The War Against the Trees by Stanley Kunitz (1905 – 2006)
The man who sold his lawn to standard oil
Joked with his neighbors come to watch the show
While the bulldozers, drunk with gasoline,
Tested the virtue of the soil
Under the branchy sky
By overthowing first the privet-row.
Forsythia-forays and hydrangea-raids
Were but preliminaries to a war
Against the great-grandfathers of the town,
So freshly lopped and maimed.
They struck and struck again,
And with each elm a century went down.
All day the hireling engines charged the trees,
Subverting them by hacking underground
In grub-dominions, where dark summer’s mole
Rampages through his halls,
Till a northern seizure shook
Those crowns, forcing the giants to their knees.

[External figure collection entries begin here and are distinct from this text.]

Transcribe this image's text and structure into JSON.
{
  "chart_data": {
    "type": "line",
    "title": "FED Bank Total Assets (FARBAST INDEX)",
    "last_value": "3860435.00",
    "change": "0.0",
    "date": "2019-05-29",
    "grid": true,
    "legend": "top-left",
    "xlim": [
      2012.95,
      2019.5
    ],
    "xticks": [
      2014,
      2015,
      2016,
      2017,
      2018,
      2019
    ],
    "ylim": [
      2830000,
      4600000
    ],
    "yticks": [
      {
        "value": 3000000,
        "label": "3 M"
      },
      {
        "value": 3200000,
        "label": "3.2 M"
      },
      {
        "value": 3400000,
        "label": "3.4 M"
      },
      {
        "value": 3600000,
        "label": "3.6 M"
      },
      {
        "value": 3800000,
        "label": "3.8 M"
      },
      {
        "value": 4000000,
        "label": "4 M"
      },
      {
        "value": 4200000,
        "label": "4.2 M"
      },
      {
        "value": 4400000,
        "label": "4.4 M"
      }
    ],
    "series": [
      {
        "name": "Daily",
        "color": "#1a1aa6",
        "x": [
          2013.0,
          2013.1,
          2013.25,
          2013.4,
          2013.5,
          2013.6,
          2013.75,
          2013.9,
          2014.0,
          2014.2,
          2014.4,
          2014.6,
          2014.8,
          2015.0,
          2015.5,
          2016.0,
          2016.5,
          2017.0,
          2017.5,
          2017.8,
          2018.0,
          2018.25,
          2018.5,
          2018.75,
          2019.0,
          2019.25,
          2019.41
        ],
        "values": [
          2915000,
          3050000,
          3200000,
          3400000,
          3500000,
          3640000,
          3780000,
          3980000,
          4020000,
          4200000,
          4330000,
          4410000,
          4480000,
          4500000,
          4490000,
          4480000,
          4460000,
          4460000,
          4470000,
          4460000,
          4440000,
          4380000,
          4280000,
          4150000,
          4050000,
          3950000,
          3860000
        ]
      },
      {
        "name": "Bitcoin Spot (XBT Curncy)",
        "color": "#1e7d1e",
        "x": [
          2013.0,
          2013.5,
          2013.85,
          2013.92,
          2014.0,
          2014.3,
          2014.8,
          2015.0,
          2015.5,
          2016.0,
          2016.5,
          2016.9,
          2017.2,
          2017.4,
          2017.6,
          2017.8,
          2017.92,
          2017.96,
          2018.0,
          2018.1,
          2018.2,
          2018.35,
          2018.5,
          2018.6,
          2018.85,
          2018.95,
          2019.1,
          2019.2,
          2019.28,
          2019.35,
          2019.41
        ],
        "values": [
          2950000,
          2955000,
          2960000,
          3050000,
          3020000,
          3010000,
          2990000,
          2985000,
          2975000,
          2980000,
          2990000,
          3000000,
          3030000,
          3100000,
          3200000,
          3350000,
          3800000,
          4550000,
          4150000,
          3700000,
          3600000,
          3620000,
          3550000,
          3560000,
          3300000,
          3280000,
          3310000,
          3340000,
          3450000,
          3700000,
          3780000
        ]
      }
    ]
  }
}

I saw the ghosts of children at their games
Racing beyond their childhood in the shade,
And while the green world turned its death-foxed
page
And a red wagon wheeled,
I watched them disappear
Into the suburbs of their grievous age.
Ripped from the craters much too big for hearts
The club-roots bared their amputated coils,
Raw gorgons matted blind, whose pocks and scars
Cried Moon! On a corner lot
One witness-moment, caught
In the rear-view mirrors of the passing cars.
POET NOTES
Stanley Kunitz became the tenth Poet Laureate of the United States in the autumn of 2000. Kunitz was ninety-five years old at the time, still actively publishing and promoting poetry to new generations of readers. In the New York Times Book Review, Robert Campbell noted that Kunitz's selection as poet laureate—the highest literary honor in America—"affirms his stature as perhaps the most distinguished living American poet." Atlantic Monthly contributor David Barber likewise cited Kunitz as "not only one of the most widely admired figures in contemporary poetry but also, rarer still, a true ambassador for his art." Barber felt that Kunitz, having "continued to write poems of a startling richness at an advanced age . . . has arguably saved his best for last. . . . The venerable doyen of American poetry is still a poet in his prime."